Clinical computed tomography (CT) scans and clinically approved contours of 210 patients (53 HN, 49 left breast, 55 right breast, and 53 prostate cancer) were used to train and validate segmentation models integrated within a vendor-supplied DL training toolkit and to assess the performance of both vendor-pretrained and custom-trained models. Four custom models (HN, left breast, right breast, and prostate) were trained and validated with 30 (training)/5 (validation) HN, 34/5 left breast, 39/5 right breast, and 30/5 prostate patients to auto-segment a total of 24 organs at risk (OARs). Subsequently, both vendor-pretrained and custom-trained models were tested on the remaining patients from each group. Auto-segmented contours were evaluated by comparing them with clinically approved contours via the Dice similarity coefficient (DSC) and mean surface distance (MSD). The performance of the left and right breast models was assessed jointly according to ipsilateral/contralateral locations.
The average DSCs for all structures in vendor-pretrained and custom-trained models were as follows: 0.81 ± 0.12 and 0.86 ± 0.11 in HN; 0.67 ± 0.16 and 0.80 ± 0.11 in the breast; and 0.87 ± 0.09 and 0.92 ± 0.06 in the prostate. The corresponding average MSDs were 0.81 ± 0.76 mm and 0.76 ± 0.56 mm (HN), 4.85 ± 2.44 mm and 2.42 ± 1.49 mm (breast), and 2.17 ± 1.39 mm and 1.21 ± 1.00 mm (prostate). Notably, custom-trained models showed significant improvements over vendor-pretrained models for 14 of 24 OARs, reflecting the influence of data/contouring variations in segmentation performance.

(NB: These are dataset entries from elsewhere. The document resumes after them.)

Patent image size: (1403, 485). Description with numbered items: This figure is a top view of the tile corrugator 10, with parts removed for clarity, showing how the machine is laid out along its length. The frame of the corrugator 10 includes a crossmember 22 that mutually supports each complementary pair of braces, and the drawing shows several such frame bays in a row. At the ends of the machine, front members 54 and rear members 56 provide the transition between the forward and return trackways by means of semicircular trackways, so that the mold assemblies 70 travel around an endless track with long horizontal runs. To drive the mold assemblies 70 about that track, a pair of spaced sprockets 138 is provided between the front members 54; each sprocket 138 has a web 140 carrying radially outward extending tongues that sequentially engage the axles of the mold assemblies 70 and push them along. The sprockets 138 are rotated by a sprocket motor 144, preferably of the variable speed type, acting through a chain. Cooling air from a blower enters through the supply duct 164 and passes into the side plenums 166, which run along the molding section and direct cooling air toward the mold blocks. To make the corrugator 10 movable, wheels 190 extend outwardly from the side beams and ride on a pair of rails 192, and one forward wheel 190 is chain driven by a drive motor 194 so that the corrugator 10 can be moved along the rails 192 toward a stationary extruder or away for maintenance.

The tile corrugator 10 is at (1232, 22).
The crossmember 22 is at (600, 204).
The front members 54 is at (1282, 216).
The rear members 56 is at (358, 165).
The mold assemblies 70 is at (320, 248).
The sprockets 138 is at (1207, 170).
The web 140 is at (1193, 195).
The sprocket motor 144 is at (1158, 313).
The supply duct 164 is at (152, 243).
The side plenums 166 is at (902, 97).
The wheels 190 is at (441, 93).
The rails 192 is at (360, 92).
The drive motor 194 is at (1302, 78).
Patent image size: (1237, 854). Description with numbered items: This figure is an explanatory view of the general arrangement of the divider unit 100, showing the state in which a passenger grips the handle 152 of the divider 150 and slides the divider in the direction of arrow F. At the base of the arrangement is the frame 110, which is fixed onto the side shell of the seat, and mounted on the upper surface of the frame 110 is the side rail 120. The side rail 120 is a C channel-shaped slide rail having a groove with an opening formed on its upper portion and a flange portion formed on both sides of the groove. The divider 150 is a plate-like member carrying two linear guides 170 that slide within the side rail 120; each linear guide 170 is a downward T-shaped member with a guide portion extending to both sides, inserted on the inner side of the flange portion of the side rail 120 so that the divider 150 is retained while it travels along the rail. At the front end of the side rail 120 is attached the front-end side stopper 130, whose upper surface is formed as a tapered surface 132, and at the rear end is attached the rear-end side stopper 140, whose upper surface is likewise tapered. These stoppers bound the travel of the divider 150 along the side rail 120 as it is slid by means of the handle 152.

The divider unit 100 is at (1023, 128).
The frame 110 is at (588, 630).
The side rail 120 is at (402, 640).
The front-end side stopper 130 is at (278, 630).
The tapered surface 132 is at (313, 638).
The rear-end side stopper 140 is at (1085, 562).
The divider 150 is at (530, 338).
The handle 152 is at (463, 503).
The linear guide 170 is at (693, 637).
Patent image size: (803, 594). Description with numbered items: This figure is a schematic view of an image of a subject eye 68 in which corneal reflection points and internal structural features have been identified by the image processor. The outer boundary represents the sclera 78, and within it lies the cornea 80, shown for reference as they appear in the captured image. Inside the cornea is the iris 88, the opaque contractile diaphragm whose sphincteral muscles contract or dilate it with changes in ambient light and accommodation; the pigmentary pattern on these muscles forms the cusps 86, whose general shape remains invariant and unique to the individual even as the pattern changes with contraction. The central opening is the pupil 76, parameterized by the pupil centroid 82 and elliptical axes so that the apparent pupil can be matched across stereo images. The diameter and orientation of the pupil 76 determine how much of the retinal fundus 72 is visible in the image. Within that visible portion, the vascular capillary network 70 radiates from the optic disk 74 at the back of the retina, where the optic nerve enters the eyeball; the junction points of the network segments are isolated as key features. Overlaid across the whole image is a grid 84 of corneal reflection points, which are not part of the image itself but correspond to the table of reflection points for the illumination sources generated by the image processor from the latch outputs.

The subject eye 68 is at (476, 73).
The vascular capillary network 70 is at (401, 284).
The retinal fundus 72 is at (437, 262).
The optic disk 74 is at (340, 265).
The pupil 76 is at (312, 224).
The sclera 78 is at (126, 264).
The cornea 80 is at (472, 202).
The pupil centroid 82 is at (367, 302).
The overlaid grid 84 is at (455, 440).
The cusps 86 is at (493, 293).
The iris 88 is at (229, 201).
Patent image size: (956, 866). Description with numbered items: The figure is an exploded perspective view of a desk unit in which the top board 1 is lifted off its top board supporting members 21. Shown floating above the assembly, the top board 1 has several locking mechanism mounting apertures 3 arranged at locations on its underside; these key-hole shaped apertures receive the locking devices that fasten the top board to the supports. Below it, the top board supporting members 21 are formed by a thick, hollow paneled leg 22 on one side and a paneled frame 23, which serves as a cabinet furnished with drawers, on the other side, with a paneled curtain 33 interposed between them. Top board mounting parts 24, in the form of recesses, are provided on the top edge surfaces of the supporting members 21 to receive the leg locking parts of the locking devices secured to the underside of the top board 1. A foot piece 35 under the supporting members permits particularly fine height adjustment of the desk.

These findings underscore the substantial impact of institutional preferences and clinical practices on the implementation of vendor-pretrained models. We also found that a relatively small amount of institutional data was sufficient to train customized segmentation models with sufficient accuracy.
背景/目的:我们评估了局部患者和临床特征对头颈部(HN)、乳腺和前列腺癌的商用深度学习(DL)分割模型性能的影响。
使用210例患者(53例HN、49例左侧乳腺、55例右侧乳腺和53例前列腺癌)的临床计算机断层扫描(CT)图像和临床认可的轮廓,来训练和验证集成在供应商提供的DL训练工具包中的分割模型,并评估供应商预训练模型和定制训练模型的性能。使用30例(训练)/5例(验证)HN、34例/5例左侧乳腺、39例/5例右侧乳腺和30例/5例前列腺患者训练并验证了四个定制模型(HN、左侧乳腺、右侧乳腺和前列腺),以自动分割总共24个危及器官(OAR)。随后,在每组剩余患者上测试供应商预训练模型和定制训练模型。通过Dice相似系数(DSC)和平均表面距离(MSD)将自动分割的轮廓与临床认可的轮廓进行比较,以评估其性能。根据同侧/对侧位置联合评估左侧和右侧乳腺模型的性能。
供应商预训练模型和定制训练模型中所有结构的平均DSC如下:HN中分别为0.81±0.12和0.86±0.11;乳腺中分别为0.67±0.16和0.80±0.11;前列腺中分别为0.87±0.09和0.92±0.06。相应的平均MSD分别为0.81±0.76mm和0.76±0.56mm(HN)、4.85±2.44mm和2.42±1.49mm(乳腺)、2.17±1.39mm和1.21±1.00mm(前列腺)。值得注意的是,对于24个OAR中的14个,定制训练模型相对于供应商预训练模型有显著改进,这反映了数据/轮廓变化对分割性能的影响。
这些发现强调了机构偏好和临床实践对供应商预训练模型实施的重大影响。我们还发现,相对少量的机构数据足以训练出具有足够准确性的定制分割模型。